I can't help but see these technologies and think of Jeff Goldblum in Jurassic Park.
My boss sends me complete AI Workslop made with these tools and he goes "Look how wild this is! This is the future" or sends me a youtube video with less than a thousand views of a guy who created UGC with Telegram and point and click tools.
I don't ever think he ever takes a beat, looks at the end product, and asks himself, "who is this for? Who even wants this?", and that's aside from the fact that I still think there are so many obvious tells with this content that make you know right away that it is AI.

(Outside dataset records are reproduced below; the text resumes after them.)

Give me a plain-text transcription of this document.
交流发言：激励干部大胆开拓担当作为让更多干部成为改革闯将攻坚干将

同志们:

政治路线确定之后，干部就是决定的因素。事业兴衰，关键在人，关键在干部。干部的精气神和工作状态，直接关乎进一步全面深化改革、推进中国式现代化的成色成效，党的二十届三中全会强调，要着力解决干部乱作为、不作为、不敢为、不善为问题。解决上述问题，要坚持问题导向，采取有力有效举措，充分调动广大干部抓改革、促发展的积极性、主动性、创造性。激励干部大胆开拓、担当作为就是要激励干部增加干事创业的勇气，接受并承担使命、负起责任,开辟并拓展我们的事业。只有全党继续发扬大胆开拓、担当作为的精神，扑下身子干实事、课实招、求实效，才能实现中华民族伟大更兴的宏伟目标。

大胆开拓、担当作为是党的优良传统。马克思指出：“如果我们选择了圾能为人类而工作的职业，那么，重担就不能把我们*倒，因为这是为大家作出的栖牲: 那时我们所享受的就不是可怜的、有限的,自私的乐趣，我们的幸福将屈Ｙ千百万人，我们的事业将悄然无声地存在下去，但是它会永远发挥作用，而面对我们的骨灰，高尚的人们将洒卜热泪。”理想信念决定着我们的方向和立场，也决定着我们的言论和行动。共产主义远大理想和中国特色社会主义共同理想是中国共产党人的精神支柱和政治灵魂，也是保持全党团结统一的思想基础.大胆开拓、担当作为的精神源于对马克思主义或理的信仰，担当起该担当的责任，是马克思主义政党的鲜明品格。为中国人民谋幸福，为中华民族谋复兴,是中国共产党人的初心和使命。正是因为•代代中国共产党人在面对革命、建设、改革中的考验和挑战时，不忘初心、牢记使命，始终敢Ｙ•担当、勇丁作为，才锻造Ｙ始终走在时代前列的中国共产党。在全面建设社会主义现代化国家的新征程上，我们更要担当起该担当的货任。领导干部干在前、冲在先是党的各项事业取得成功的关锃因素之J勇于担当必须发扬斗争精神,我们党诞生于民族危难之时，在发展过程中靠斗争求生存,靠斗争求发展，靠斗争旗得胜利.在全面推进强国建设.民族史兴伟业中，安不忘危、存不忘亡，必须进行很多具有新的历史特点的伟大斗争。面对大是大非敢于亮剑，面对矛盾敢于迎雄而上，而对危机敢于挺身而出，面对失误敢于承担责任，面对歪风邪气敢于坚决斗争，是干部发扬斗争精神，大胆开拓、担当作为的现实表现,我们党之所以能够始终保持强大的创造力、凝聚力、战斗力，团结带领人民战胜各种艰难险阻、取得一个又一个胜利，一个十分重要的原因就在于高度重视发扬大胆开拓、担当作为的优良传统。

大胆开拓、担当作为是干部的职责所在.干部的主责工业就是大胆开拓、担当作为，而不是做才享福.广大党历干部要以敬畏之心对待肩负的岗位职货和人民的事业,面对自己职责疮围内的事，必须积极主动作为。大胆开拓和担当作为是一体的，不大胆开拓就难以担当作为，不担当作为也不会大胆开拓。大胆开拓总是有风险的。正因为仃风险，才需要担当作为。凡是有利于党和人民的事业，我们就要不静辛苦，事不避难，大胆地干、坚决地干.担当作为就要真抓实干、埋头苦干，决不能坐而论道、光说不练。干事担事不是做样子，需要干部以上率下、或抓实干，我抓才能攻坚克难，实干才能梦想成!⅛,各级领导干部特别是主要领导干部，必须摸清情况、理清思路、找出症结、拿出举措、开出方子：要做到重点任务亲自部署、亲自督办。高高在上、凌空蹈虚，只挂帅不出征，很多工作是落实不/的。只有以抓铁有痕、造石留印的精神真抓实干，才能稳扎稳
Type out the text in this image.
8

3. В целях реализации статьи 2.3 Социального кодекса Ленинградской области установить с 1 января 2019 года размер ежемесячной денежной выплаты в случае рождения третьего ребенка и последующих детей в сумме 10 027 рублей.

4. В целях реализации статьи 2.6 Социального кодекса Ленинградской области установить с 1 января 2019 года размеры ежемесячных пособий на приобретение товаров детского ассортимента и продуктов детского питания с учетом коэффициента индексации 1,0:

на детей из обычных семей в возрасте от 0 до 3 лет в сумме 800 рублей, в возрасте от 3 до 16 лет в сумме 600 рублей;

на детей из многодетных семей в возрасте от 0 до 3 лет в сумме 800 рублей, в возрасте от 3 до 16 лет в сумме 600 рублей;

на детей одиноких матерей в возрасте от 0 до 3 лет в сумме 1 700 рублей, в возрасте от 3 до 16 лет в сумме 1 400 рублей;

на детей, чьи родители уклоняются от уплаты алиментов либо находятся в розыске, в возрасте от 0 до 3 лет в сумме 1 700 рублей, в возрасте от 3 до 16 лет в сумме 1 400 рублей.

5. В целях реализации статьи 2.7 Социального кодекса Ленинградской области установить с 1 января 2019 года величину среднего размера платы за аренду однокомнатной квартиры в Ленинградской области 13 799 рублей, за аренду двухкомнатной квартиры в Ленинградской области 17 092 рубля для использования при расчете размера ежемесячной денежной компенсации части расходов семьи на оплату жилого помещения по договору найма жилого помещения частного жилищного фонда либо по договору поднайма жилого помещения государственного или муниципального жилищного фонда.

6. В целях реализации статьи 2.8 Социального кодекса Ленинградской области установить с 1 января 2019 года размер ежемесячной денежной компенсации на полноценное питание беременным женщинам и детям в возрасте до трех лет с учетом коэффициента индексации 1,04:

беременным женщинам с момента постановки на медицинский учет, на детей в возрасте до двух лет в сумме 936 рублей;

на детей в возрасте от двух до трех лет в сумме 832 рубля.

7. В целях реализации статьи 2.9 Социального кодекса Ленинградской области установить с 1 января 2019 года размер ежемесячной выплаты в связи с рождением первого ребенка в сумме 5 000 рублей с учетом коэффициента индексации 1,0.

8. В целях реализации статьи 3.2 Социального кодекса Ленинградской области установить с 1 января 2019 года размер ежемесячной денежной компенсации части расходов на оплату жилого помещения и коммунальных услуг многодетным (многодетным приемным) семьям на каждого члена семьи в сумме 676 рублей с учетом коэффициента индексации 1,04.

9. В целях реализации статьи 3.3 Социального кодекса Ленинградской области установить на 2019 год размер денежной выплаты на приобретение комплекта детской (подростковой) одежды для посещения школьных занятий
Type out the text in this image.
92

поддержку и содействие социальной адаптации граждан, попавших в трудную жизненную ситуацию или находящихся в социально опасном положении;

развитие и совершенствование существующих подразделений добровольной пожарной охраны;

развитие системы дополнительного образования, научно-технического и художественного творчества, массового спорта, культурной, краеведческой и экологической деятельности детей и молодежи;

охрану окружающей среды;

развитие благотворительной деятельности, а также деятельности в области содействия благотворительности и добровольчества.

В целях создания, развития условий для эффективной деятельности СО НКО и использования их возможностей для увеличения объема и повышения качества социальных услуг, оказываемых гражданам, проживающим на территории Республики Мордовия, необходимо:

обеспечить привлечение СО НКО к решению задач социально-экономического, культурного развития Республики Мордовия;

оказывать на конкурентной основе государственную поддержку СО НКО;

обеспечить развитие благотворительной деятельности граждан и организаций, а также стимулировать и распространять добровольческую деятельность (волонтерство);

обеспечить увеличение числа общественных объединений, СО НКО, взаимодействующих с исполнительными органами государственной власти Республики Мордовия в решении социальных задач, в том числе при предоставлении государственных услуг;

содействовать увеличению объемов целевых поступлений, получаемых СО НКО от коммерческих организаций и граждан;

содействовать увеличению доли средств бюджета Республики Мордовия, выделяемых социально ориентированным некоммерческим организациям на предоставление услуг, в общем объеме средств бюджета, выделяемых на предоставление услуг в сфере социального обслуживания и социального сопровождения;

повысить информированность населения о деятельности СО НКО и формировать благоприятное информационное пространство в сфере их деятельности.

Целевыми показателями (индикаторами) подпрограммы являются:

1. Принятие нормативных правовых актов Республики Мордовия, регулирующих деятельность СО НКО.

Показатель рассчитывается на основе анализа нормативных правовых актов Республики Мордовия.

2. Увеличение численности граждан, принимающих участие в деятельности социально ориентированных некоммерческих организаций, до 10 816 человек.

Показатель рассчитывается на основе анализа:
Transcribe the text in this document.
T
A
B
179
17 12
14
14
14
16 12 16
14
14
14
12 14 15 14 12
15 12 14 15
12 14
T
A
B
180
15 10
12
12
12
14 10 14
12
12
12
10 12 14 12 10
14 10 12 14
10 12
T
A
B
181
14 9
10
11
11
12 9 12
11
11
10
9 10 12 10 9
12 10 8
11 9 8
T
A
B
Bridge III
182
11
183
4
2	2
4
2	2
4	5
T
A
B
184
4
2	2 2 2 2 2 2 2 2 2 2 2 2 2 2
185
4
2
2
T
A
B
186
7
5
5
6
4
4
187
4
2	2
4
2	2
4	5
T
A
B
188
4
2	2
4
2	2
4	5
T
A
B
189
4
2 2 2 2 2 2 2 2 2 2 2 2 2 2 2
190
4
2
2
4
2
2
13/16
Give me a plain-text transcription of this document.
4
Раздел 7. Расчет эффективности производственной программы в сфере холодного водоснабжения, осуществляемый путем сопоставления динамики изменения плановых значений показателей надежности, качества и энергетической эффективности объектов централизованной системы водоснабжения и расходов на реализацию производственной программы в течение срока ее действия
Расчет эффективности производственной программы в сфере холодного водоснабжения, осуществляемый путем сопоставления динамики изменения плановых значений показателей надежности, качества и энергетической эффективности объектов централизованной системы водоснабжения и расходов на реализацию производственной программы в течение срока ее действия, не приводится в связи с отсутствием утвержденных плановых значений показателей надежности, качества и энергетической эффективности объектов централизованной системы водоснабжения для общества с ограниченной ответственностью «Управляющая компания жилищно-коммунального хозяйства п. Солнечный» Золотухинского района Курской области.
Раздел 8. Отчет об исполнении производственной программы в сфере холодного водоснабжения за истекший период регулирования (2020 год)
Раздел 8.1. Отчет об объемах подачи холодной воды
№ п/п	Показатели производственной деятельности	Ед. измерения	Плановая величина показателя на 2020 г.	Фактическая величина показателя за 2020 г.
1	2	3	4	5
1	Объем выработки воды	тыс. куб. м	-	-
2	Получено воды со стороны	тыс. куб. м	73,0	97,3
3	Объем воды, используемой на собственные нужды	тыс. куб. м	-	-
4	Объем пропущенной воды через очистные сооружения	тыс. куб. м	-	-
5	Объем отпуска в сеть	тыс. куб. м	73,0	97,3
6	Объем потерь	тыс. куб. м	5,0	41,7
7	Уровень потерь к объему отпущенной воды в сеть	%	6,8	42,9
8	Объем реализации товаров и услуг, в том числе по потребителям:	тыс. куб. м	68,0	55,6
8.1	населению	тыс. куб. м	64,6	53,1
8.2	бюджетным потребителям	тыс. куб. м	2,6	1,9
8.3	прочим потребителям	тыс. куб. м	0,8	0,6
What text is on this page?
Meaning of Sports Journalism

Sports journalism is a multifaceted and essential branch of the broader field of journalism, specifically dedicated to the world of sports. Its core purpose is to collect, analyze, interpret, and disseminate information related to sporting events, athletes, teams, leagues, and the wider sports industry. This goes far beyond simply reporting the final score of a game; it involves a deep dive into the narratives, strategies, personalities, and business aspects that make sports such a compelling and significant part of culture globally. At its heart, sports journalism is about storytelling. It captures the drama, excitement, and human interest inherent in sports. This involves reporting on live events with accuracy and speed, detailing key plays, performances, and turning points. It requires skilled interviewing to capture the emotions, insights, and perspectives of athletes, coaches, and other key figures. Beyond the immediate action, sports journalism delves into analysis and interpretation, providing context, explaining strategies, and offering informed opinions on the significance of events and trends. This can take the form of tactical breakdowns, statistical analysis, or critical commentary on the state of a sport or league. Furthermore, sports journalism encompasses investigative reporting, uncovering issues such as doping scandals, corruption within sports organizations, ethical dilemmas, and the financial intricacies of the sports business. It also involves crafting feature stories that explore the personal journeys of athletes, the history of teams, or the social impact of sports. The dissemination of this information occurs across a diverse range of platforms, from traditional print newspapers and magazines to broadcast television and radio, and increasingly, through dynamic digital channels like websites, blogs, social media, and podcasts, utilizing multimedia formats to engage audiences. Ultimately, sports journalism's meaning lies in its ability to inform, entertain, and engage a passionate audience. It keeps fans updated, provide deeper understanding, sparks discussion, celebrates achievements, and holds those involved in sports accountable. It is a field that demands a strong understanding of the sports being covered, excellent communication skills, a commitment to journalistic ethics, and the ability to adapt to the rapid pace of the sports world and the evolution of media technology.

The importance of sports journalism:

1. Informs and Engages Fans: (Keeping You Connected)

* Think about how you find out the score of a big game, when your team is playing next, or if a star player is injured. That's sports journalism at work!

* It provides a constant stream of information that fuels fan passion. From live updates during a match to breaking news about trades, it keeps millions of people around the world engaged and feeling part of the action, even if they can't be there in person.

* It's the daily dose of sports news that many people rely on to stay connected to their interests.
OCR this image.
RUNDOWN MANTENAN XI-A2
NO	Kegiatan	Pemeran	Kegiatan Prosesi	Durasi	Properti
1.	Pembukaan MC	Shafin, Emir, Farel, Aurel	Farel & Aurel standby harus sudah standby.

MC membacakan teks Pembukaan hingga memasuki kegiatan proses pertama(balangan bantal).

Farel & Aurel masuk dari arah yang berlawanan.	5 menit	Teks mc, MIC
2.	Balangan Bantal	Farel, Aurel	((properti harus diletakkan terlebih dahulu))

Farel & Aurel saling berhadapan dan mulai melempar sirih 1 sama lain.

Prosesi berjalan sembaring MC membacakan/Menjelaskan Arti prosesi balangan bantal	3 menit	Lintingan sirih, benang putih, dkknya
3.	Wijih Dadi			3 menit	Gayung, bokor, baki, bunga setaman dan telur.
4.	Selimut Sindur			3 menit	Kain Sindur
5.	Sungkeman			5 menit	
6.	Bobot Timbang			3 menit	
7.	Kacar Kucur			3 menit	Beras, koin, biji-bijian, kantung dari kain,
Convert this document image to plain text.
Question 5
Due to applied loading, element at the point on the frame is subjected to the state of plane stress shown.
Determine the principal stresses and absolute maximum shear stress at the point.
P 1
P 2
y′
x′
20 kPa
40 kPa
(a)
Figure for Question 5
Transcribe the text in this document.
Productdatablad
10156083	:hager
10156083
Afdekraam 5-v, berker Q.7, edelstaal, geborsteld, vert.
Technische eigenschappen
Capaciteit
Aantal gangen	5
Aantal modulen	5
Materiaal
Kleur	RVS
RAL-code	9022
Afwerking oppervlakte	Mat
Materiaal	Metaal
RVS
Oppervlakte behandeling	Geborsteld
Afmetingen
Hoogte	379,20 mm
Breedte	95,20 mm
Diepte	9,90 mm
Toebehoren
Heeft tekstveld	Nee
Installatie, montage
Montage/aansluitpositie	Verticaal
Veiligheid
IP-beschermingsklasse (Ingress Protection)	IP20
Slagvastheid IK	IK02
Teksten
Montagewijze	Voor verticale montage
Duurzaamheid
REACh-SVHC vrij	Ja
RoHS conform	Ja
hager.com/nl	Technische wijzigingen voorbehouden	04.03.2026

It's a fairly useful tool if you know how to use it. People will also play with it as a toy. It's much like the masses getting access to cheap video cameras and smartphones with good cameras. It's going to enable different content, it's not going to make more hollywood movies. This is an early example of what people will make: https://www.youtube.com/watch?v=jBwluRXtS2U . It's just one person making all of this on the side.
This was my reaction when I saw Meta’s “Vibes” app. Who wants to browse a stream of exclusively AI generated videos? Obviously Meta wants that because it’s a lot cheaper than actually paying real people to make content… but it’s slop.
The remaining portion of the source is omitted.